Renewing urban environment
- Improving urban landscape
- Giving attention to city appearance
- Developing attractive urban environment
- Recreating the city
- Re-developing cities
- Improving urban settlements
- Rehabilitating urban areas
Context
Most people still live in the countryside but it is estimated that by 2000, half of the 6.2 billion population of the planet will be urban; by 2025 about 60% will live in urban areas. For many life in the country is hard. Disenchanted people, especially the young, come to urban areas in search of an easier life and better jobs. Each year towns and cities in the developing world must absorb more than 80 million new people. Communications, transport, services and water supplies crack under the strain. The result is, at best, urban sprawl and, at worst, mushrooming urban slums or shanty towns. About one third of city-dwellers in developing countries live in slums and shanty towns, where clean water is scarce, fuel expensive, refuse rarely collected, disease endemic and violence common. In these countries, an average of 2.4 people live in each room, a quarter have no sanitation, and infant mortality in slums is three times the wealthier urban areas rate. Worldwide, some 100 million people have no form of shelter at all. There is also a gulf in standards of living within the cities of the rich world, where an urban underclass is caught in a vicious circle of deterioration and neglect. The costs of these conditions are staggering, not just in terms of human suffering but, both directly and indirectly, for society itself. Almost everywhere, civic authorities have been unable to cope with the challenge of providing adequate housing. Few mechanisms have been found for financing, while grassroots movements are often thwarted by inflexible policies and institutions.

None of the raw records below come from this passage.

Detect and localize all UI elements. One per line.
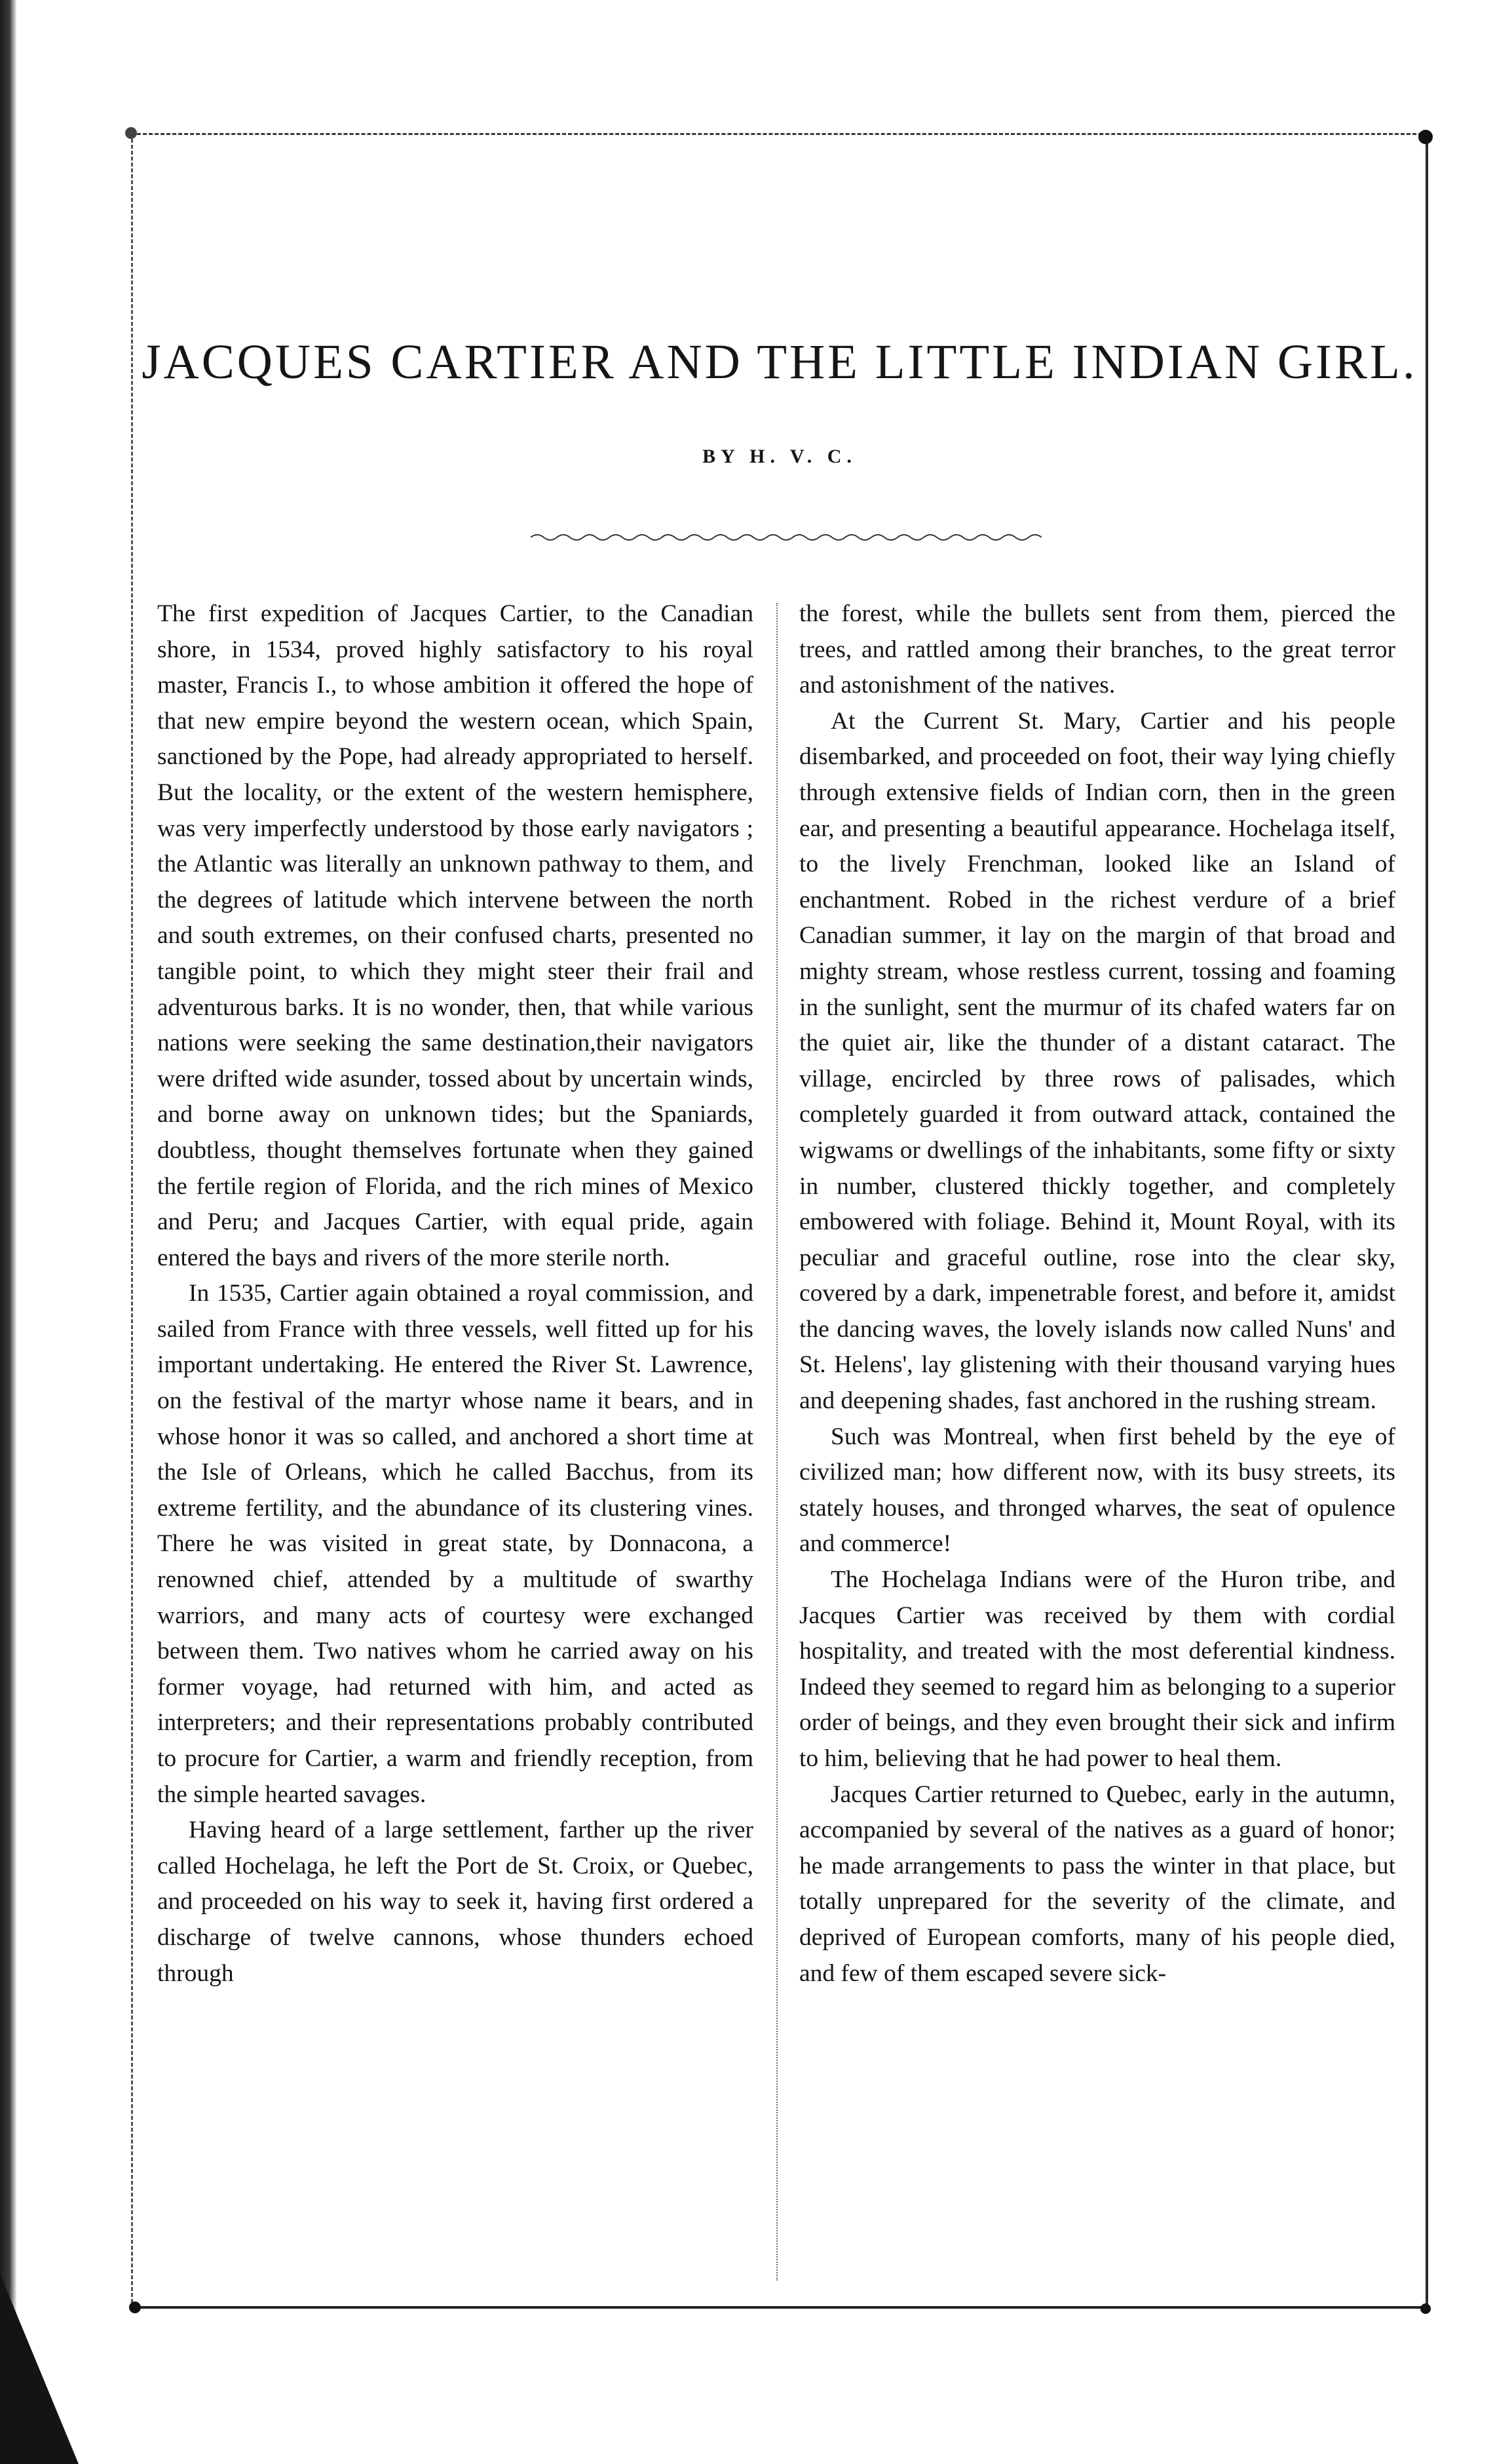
paragraph: At the Current St. Mary, Cartier and his people disembarked, and proceeded on foot, their way lying chiefly through extensive fields of Indian corn, then in the green ear, and presenting a beautiful appearance. Hochelaga itself, to the lively Frenchman, looked like an Island of enchantment. Robed in the richest verdure of a brief Canadian summer, it lay on the margin of that broad and mighty stream, whose restless current, tossing and foaming in the sunlight, sent the murmur of its chafed waters far on the quiet air, like the thunder of a distant cataract. The village, encircled by three rows of palisades, which completely guarded it from outward attack, contained the wigwams or dwellings of the inhabitants, some fifty or sixty in number, clustered thickly together, and completely embowered with foliage. Behind it, Mount Royal, with its peculiar and graceful outline, rose into the clear sky, covered by a dark, impenetrable forest, and before it, amidst the dancing waves, the lovely islands now called Nuns' and St. Helens', lay glistening with their thousand varying hues and deepening shades, fast anchored in the rushing stream. — [799, 707, 1395, 1415]
corner-ornament-top-left — [125, 127, 137, 139]
paragraph: Such was Montreal, when first beheld by the eye of civilized man; how different now, with its busy streets, its stately houses, and thronged wharves, the seat of opulence and commerce! — [799, 1423, 1395, 1558]
right-text-column — [799, 596, 1395, 1992]
corner-ornament-top-right — [1418, 130, 1433, 144]
paragraph: The first expedition of Jacques Cartier, to the Canadian shore, in 1534, proved highly satisfactory to his royal master, Francis I., to whose ambition it offered the hope of that new empire beyond the western ocean, which Spain, sanctioned by the Pope, had already appropriated to herself. But the locality, or the extent of the western hemisphere, was very imperfectly understood by those early navigators ; the Atlantic was literally an unknown pathway to them, and the degrees of latitude which intervene between the north and south extremes, on their confused charts, presented no tangible point, to which they might steer their frail and adventurous barks. It is no wonder, then, that while various nations were seeking the same destination,their navigators were drifted wide asunder, tossed about by uncertain winds, and borne away on unknown tides; but the Spaniards, doubtless, thought themselves fortunate when they gained the fertile region of Florida, and the rich mines of Mexico and Peru; and Jacques Cartier, with equal pride, again entered the bays and rivers of the more sterile north. — [157, 600, 753, 1271]
ornamental-rule — [531, 531, 1042, 544]
paragraph: Having heard of a large settlement, farther up the river called Hochelaga, he left the Port de St. Croix, or Quebec, and proceeded on his way to seek it, having first ordered a discharge of twelve cannons, whose thunders echoed through — [157, 1817, 753, 1987]
paragraph: the forest, while the bullets sent from them, pierced the trees, and rattled among their branches, to the great terror and astonishment of the natives. — [799, 600, 1395, 699]
corner-ornament-bottom-left — [129, 2301, 141, 2313]
scan-corner-shadow — [0, 2274, 79, 2464]
scan-page-edge — [0, 0, 17, 2464]
article-title: JACQUES CARTIER AND THE LITTLE INDIAN GIRL. — [142, 335, 1418, 389]
paragraph: The Hochelaga Indians were of the Huron tribe, and Jacques Cartier was received by them with cordial hospitality, and treated with the most deferential kindness. Indeed they seemed to regard him as belonging to a superior order of beings, and they even brought their sick and infirm to him, believing that he had power to heal them. — [799, 1566, 1395, 1772]
paragraph: In 1535, Cartier again obtained a royal commission, and sailed from France with three vessels, well fitted up for his important undertaking. He entered the River St. Lawrence, on the festival of the martyr whose name it bears, and in whose honor it was so called, and anchored a short time at the Isle of Orleans, which he called Bacchus, from its extreme fertility, and the abundance of its clustering vines. There he was visited in great state, by Donnacona, a renowned chief, attended by a multitude of swarthy warriors, and many acts of courtesy were exchanged between them. Two natives whom he carried away on his former voyage, had returned with him, and acted as interpreters; and their representations probably contributed to procure for Cartier, a warm and friendly reception, from the simple hearted savages. — [157, 1280, 753, 1808]
paragraph: Jacques Cartier returned to Quebec, early in the autumn, accompanied by several of the natives as a guard of honor; he made arrangements to pass the winter in that place, but totally unprepared for the severity of the climate, and deprived of European comforts, many of his people died, and few of them escaped severe sick- — [799, 1781, 1395, 1987]
column-divider — [776, 603, 778, 2281]
article-byline: BY H. V. C. — [702, 446, 857, 467]
corner-ornament-bottom-right — [1420, 2303, 1431, 2314]
left-text-column — [157, 596, 753, 1992]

The proportion of the population living in urban areas in the European Region has continued to increase, largely owing to migration. In the year 2000, about 80% of the total population of the European Region will be urban. Many large cities now show indications of environmental stress, including high noise levels in residential areas, increasing levels of homelessness, greater waste generation and traffic congestion. However, the air quality of some cities has improved in the 1990s.
Implementation
The United Nations Centre for Human Settlements (Habitat) has based its Urban Rehabilitation Programme in Afghanistan on the premise that well-conceived rehabilitation activities can serve as an instrument to promote reconciliation between the communities affected by the conflict. The primary aim of the project is to support to indigenous process of repair and recovery for urban communities affected by the war. Thus, the programme not only aims at providing direct support for reconstruction but also to build the local capacity to develop longer-term support programmes for the country. This is achieved through a 'neighbourhood action programme' that provides direct support for community managed and implemented small works: water supply, access roads and drainage. A parallel 'infrastructure repair programme' supports the rehabilitation of priority medium-scale infrastructure in collaboration with local authorities and technical departments. The programme has already provided support to several thousand urban families to improve their living conditions in three cities directly touched by the conflict: Kabul, Herat and Mazar Sharif. But most important, the strong community based approach of the programme has been instrumental in ensuring an uninterrupted process of rehabilitation and in ensuring that infrastructure and services continue operating after the works are completed. The continued conflict in Afghanistan poses the main challenge for the project. The strategy for the future aims at deepening the work with community groups, particularly women, as well as with customary structures.